I guess I'm glad I did it. It was kind of like completing a difficult and long trail run in the summer: I enjoy having done it more than the actual process of doing it.

But next time I revisit the Odyssey story, it'll probably be Homer's original.


November 24, 2019

Random scary movie rant

I'm all about messing with kids' minds. In a good way. My family certainly messed with mine...or allowed it to be messed with.

When I was little, my dad read Edgar Allen Poe's stories and poems to me. They seemed pretty real when I would visit the ancestral farm in a dark hollow in Tazewell, Virginia, complete with an old family cemetery on the hill.

The torch was then passed to my brother, who pretended to call the Plutonian shores and ask for the Raven to come get his little brother Ricky.

I bugged my mother to read Dracula out loud to me when I was pretty small. Watched all the old movies.

When I had kids, I messed with them in a similar fashion. There's something fun about scary stories and movies, obviously. Otherwise they wouldn't be a billion dollar industry.

Come to think of it, many of the well known traditional folk and fairy tales that have been told for hundreds or thousands of years are pretty scary too. I think they serve functions of which we may not be fully conscious.

To paraphrase a well known saying, a mind is a terrible thing not to mess with...up to a point.

Sometimes, though there's a fine--or not so fine--line between the good kind of scary and the bad kind.

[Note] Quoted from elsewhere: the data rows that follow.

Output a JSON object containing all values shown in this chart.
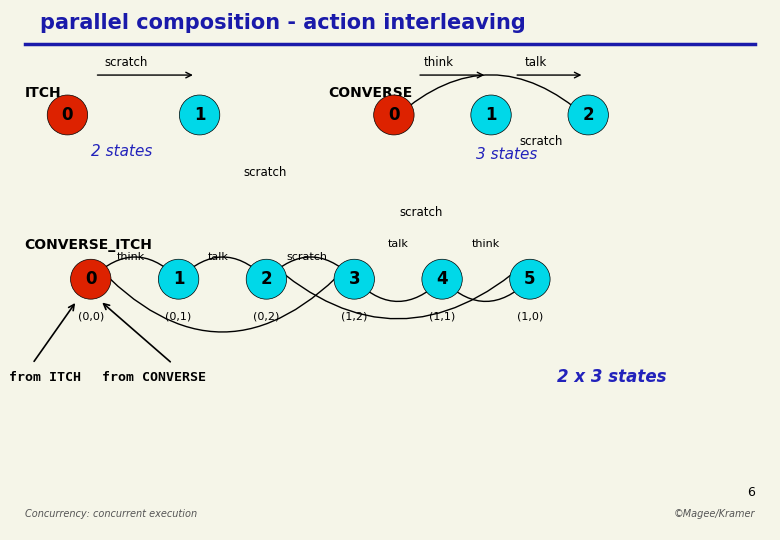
{
  "title": "parallel composition - action interleaving",
  "title_color": "#1a1aaa",
  "title_fontsize": 15,
  "bg_color": "#f5f5e8",
  "divider_color": "#1a1aaa",
  "cyan_color": "#00d8e8",
  "red_color": "#dd2200",
  "black": "#000000",
  "blue_text": "#2222bb",
  "itch_label": "ITCH",
  "converse_label": "CONVERSE",
  "converse_itch_label": "CONVERSE_ITCH",
  "two_states": "2 states",
  "three_states": "3 states",
  "two_x_three": "2 x 3 states",
  "from_itch": "from ITCH",
  "from_converse": "from CONVERSE",
  "footer": "Concurrency: concurrent execution",
  "copyright": "©Magee/Kramer",
  "page_num": "6",
  "scratch": "scratch",
  "think": "think",
  "talk": "talk"
}
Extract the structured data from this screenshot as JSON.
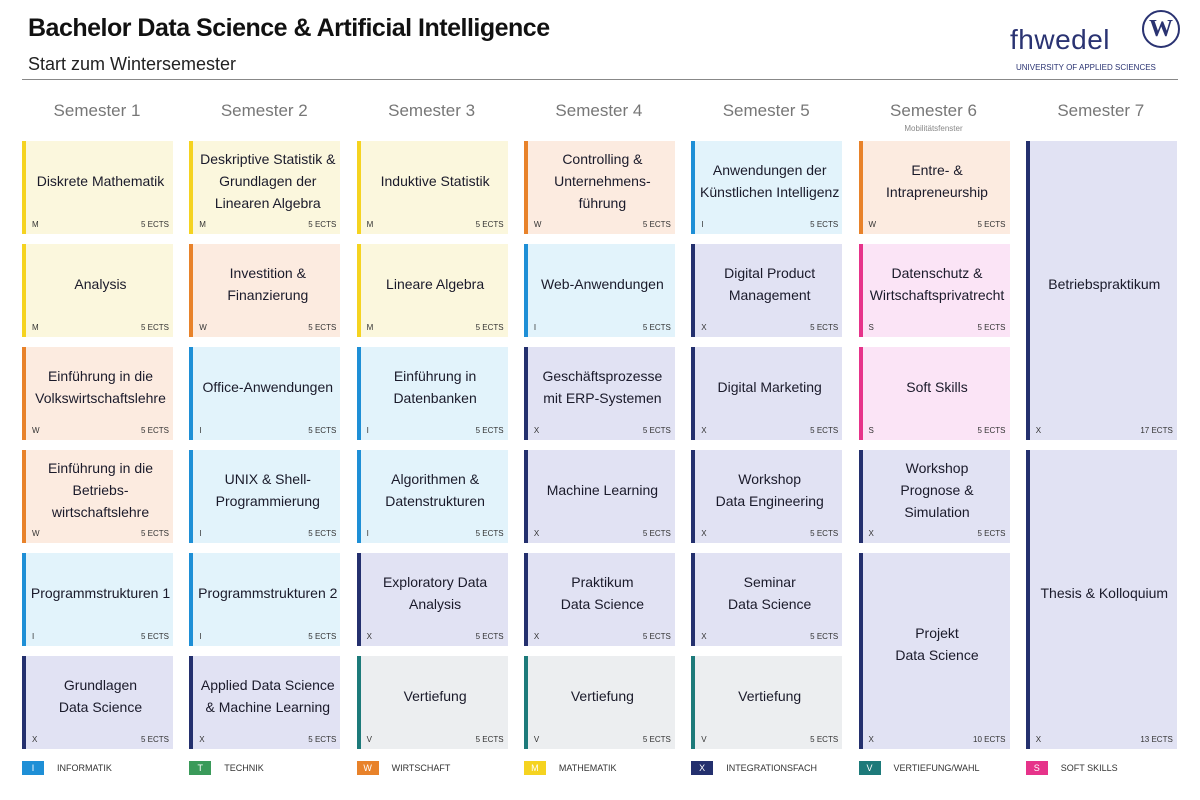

I though of this yesterday when I went to see the movie adaptation of Stephen King's Doctor Sleep.

I grew up on Stephen King. I can go for years without reading him, then go on massive binges. This  was one of those binge years, with nine of his down so far, usually in audio form and consumed while driving, running, walking the dog, or mowing. They vary widely in quality, by his own admission. And in...intensity.

Doctor Sleep was one of the most intense ones when I listened to it on CD a few years back.

As in, damn.

 It's the sequel to the "honey, I'm home" 1980 classic The Shining that featured Jack Nicholson as the father from hell..

The sequel is kind of about childhood trauma and the after effects. The main character is Danny Torrance, who was the little kid in the original. As a grownup, he's had to deal with addiction, self-destructive behavior, and inner demons.

This isn't a spoiler, but the main conflict in the book has to do with a group of people (at least they used to be people) who abnormally prolong their lives by feeding on the pain and fear of young children, especially children with special abilities.

The way they do it in the book--and especially the movie--is extremely graphic and disturbing. The movie version is even worse than the book.

I mean, really.

When I got to the theater, I was amazed that people brought very little children with them to see it.

I wondered if they even know what the kids were in for. If they didn't, it seemed kind of irresponsible to me. But if they did know, that seemed worse.

Don't get me wrong.

I'm pretty libertarian about cultural issues and hate censorship in any form. I tend towards the free range theory of child rearing. I think overprotective helicopter parenting is a disaster. I think a certain amount of adversity, discomfort and challenge is good and necessary for a child to become a functional adult.

But there are limits. And not everything is good for every age. Entertaining terror for teens and adults might not be just the thing for preschoolers.

As the biblical book of Ecclesiastes says, "to everything there is a season."